The heatmap shows the performance gains (accuracy) from reinforcement-learning training on different domains (rows) when evaluated on the test sets on different domains (columns). Warmer colors indicate higher performance gains, computed by applying min-max normalization to the validation accuracies within each column. Accuracy is reported using the checkpoint with the highest average score across tasks. Khaki-colored rectangles mark in-domain evaluations (diagonal); others reflect cross-domain generalization.

Overall, they found that their two models (GURU-7B and GURU-32B) achieved state-of-the-art performance among open, reinforcement-learning-trained models, outperforming the best baselines by 7.9% and 6.7% across domains.

The researchers continued their analyses by manipulating the difficulty of training data. When they trained only on hard math problems, in-domain performance improved, which was expected. But performance on easier tasks in other domains got worse. This suggests that the reasoning being learned (or elicited) is tied to the difficulty and structure of the training domain. The practical implication is that a model trained only on competition-level math problems might excel on those difficult questions but struggle with basic ones in other areas.

The team also investigated a more fundamental question: does reinforcement learning teach models to solve new problems or just help them more reliably find solutions they could already reach? To explore this, the researchers conducted Pass@k experiments, which measure whether a correct answer appears in multiple attempts. Recent studies have suggested that reinforcement learning doesn’t expand the set of questions that models can solve but just makes them better at generating correct answers that they could reach with enough tries. The results from this study show that the reality is, again, more nuanced.

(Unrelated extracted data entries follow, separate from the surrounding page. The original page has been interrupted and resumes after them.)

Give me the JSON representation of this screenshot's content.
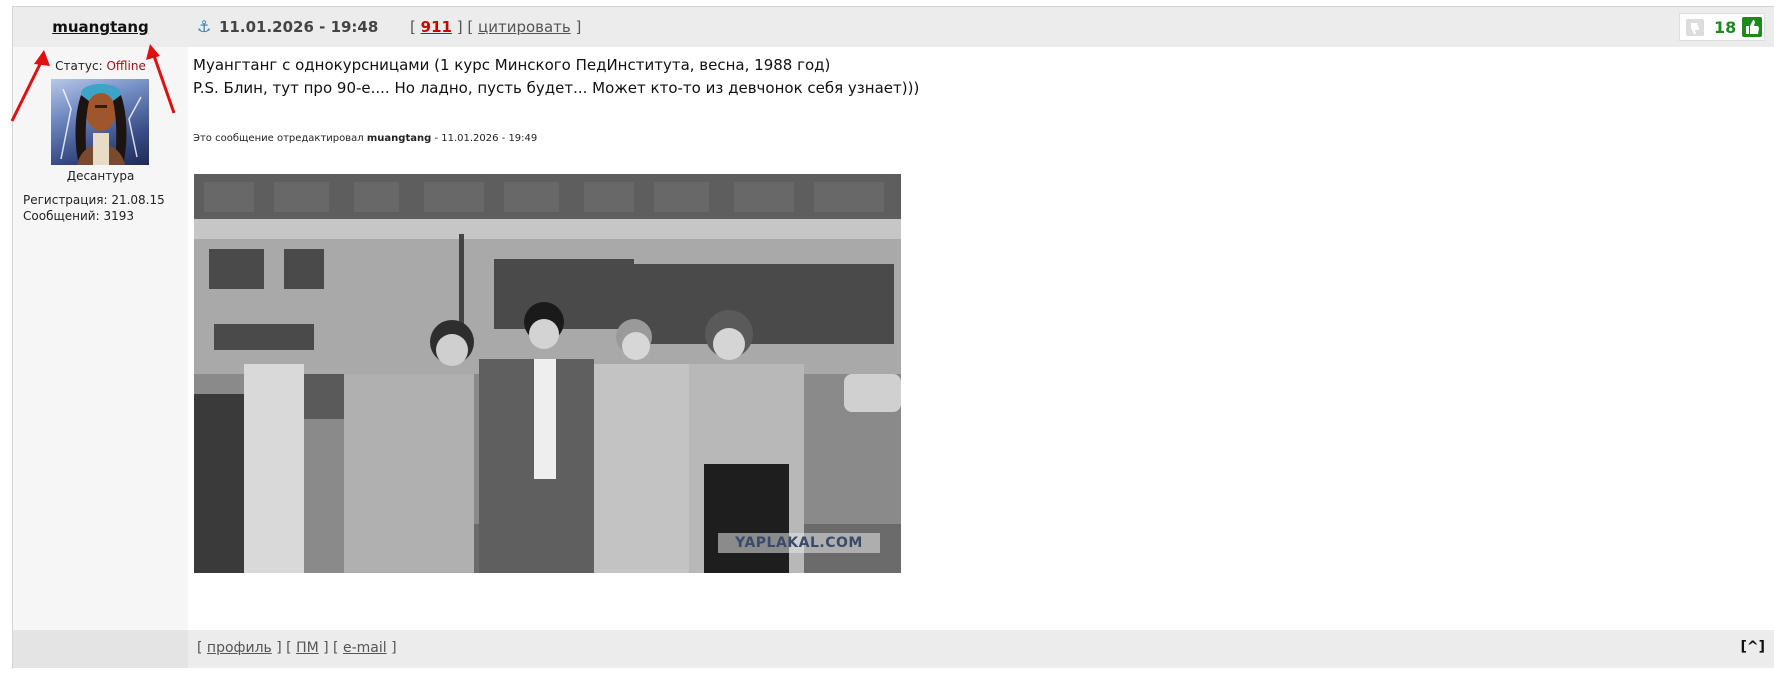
{
  "post": {
    "author": "muangtang",
    "date": "11.01.2026 - 19:48",
    "meta": {
      "bracket_open": "[",
      "number": "911",
      "bracket_mid": "] [",
      "quote_label": "цитировать",
      "bracket_close": "]"
    },
    "rating": "18",
    "user": {
      "status_label": "Статус:",
      "status_value": "Offline",
      "title": "Десантура",
      "registration": "Регистрация: 21.08.15",
      "messages": "Сообщений: 3193"
    },
    "body": {
      "line1": "Муангтанг с однокурсницами (1 курс Минского ПедИнститута, весна, 1988 год)",
      "line2": "P.S. Блин, тут про 90-е.... Но ладно, пусть будет... Может кто-то из девчонок себя узнает)))",
      "edit_prefix": "Это сообщение отредактировал",
      "edit_user": "muangtang",
      "edit_time": "- 11.01.2026 - 19:49"
    },
    "photo_watermark": "YAPLAKAL.COM",
    "footer": {
      "open": "[",
      "profile": "профиль",
      "sep1": "] [",
      "pm": "ПМ",
      "sep2": "] [",
      "email": "e-mail",
      "close": "]",
      "top": "[^]"
    }
  },
  "colors": {
    "header_bg": "#ececec",
    "rating_green": "#1e8a1e",
    "post_number_red": "#c00000",
    "offline_red": "#9b1111",
    "arrow_red": "#e01010"
  }
}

For a logic puzzle task, a domain that is not commonly included in pretraining data, GURU was found to expand the reasoning boundary compared to the base models. Model size was also a factor. GURU-7B plateaued at k=32 while GURU-32B continued to rise across the sampled range (up to k=256). This suggests that a stronger base model might more easily uncover new reasoning trajectories through reinforcement learning, they explain.

Implications for general reasoning

Taylor Killian, a senior research scientist at IFM and co-author of the study, says that this was the first time that the differential performance of reinforcement learning across reasoning domains has been studied. “We wanted to start a conversation about how we as a research community need to be careful about what we put into these models and how we study their outputs,” he says.

That said, GURU is more than just a research exercise. The dataset was used in the development of K2 Think, a reasoning model released by IFM earlier this fall.

“We’re using this data to build models that have greater and greater reasoning capabilities,” Killian says. “GURU is the start of this, and it has helped to seed our capabilities from a reinforcement-learning perspective.”